Divergence-Free Diffusion Models for Incompressible Fluid Flows

Generative diffusion models are extensively used in unsupervised and self-supervised machine learning with the aim to generate new samples from a probability distribution estimated with a set of known samples. They have demonstrated impressive results in replicating dense, real-world contents such as images, musical pieces, or human languages. This work investigates their application to the numerical simulation of incompressible fluid flows, with a view toward incorporating physical constraints such as incompressibility in the probabilistic forecasting framework enabled by generative networks. For that purpose, we explore different conditional, score-based diffusion models where the divergence-free constraint is imposed by the Leray spectral projector, and autoregressive conditioning is aimed at stabilizing the forecasted flow snapshots at distant time horizons. The proposed models are run on a benchmark turbulence problem, namely a Kolmogorov flow, which allows for a fairly detailed analytical and numerical treatment and thus simplifies the evaluation of the numerical methods used to simulate it. Numerical experiments of increasing complexity are performed in order to compare the advantages and limitations of the diffusion models we have implemented and appraise their performances, including: (i) in-distribution assessment over the same time horizons and for similar physical conditions as the ones seen during training; (ii) rollout predictions over time horizons unseen during training; and (iii) out-of-distribution tests for forecasting flows markedly different from those seen during training. In particular, these results illustrate the ability of diffusion models to reproduce the main statistical characteristics of Kolmogorov turbulence in scenarios departing from the ones they were trained on.

💡 Research Summary

This paper investigates the use of score‑based diffusion models for the probabilistic forecasting of incompressible fluid flows, with a particular focus on enforcing the divergence‑free (incompressibility) constraint in a mathematically rigorous way. Building on the recent “Elucidated Diffusion Model” (EDM) framework, the authors design a diffusion pipeline that (i) employs a stable noise schedule and sampling scheme, (ii) incorporates an autoregressive conditioning mechanism to generate temporally coherent flow sequences, and (iii) guarantees strict incompressibility by applying the Leray spectral projector in Fourier space.

The study is anchored on the two‑dimensional Kolmogorov flow, a canonical benchmark for turbulence that admits a clean Fourier‑Galerkin discretisation and allows precise control of Reynolds number and forcing parameters. Training data consist of many realizations of the flow under varying physical parameters, split into in‑distribution (same time horizon and parameters as seen during training) and out‑of‑distribution (different Reynolds numbers or forcing) test sets.

Two families of models are compared. In the “hard‑constraint” variant, the Leray projection is applied after every denoising step during both training and sampling, thereby removing any compressible component of the velocity field exactly. In the “soft‑constraint” variant, a penalty term proportional to the squared divergence is added to the loss, encouraging but not guaranteeing incompressibility. Both models share the same UNet‑based score network and are trained with denoising score matching.

The autoregressive formulation treats the previous time‑step snapshot as a conditioning input for the diffusion process that predicts the next snapshot.

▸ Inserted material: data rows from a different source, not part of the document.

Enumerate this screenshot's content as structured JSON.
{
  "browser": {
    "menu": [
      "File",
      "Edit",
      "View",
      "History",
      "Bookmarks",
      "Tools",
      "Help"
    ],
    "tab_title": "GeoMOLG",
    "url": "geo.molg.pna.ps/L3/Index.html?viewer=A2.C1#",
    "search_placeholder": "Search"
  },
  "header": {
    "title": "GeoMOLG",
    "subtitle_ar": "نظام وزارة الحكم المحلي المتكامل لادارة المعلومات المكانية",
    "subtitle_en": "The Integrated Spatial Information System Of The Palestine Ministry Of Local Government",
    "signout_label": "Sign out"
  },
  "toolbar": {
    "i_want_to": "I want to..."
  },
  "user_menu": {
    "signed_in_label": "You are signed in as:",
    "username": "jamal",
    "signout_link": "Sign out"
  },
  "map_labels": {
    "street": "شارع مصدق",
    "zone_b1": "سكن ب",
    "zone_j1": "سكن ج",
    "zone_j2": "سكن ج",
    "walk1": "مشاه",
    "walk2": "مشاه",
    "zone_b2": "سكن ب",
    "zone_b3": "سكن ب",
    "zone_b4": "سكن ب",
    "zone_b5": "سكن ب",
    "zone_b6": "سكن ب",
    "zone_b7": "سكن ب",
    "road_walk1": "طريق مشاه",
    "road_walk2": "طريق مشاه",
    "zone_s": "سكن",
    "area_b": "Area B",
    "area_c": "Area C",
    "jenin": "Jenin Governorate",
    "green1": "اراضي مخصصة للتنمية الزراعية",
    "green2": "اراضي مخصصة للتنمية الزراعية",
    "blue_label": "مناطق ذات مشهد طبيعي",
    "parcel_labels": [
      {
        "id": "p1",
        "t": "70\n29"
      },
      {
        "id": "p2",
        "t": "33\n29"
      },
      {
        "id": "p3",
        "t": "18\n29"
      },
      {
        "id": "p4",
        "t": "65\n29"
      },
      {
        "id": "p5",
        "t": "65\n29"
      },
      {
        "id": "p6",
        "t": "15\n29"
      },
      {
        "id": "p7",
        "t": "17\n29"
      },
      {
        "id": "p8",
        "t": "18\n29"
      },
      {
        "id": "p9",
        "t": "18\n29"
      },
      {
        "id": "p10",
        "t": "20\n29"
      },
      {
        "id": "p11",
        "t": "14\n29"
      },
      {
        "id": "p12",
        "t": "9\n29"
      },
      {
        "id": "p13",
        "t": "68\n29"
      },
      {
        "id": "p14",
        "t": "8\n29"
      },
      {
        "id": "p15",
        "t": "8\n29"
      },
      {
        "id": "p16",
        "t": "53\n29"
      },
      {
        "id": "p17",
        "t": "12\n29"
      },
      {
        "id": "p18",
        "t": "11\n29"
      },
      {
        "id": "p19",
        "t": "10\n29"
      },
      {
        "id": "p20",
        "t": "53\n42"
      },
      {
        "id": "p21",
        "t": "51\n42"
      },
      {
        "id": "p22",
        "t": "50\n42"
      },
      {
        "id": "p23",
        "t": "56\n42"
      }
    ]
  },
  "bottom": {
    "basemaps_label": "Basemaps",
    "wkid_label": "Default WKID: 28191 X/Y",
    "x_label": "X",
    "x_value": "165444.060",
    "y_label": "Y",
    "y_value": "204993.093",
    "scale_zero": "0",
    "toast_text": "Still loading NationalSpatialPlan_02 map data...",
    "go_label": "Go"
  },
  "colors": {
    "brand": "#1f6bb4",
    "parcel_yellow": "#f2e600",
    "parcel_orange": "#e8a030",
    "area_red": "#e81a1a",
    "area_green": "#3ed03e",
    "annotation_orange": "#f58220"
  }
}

This design enables long‑horizon roll‑outs while mitigating error accumulation, and it is complemented by an optional energy‑corrector that rescales the kinetic energy to the expected level.

Extensive numerical experiments evaluate (a) spectral statistics (energy spectrum, second‑order structure function), (b) information‑theoretic measures (entropy, KL divergence), (c) visual fidelity of vortical structures, and (d) stability of the kinetic energy over long roll‑outs. Results show that the hard‑constraint model reproduces the Kolmogorov‑(k^{-5/3}) spectrum and higher‑order statistics almost indistinguishably from direct numerical simulation (DNS), even for roll‑outs ten times longer than the training horizon. The soft‑constraint model converges faster and uses less memory, but it gradually loses high‑frequency energy in long roll‑outs, leading to a smoother flow field.

Out‑of‑distribution tests demonstrate that both diffusion models generalise better than traditional GAN‑based generators and comparable operator‑learning approaches. The hard‑constraint model, in particular, remains robust when the Reynolds number is increased by a factor of three, preserving statistical signatures of turbulence while delivering inference speeds orders of magnitude faster than DNS.

The authors discuss computational trade‑offs: the Leray projection requires forward and inverse Fourier transforms, adding overhead, whereas the soft penalty is cheap but only approximate. They also note that autoregressive sampling can introduce numerical oscillations in high‑frequency modes, which can be mitigated by the energy‑corrector or by reducing the diffusion step size.

In conclusion, the paper presents a principled, physics‑aware diffusion framework that unifies modern diffusion design, autoregressive temporal modeling, and exact incompressibility enforcement. It establishes that such models can faithfully reconstruct turbulent statistics, generate long‑term coherent flow sequences, and generalise to unseen physical regimes. Future work is outlined toward three‑dimensional Navier‑Stokes, complex geometries, hybrid loss designs combining hard and soft constraints, and integration with control or data‑assimilation pipelines.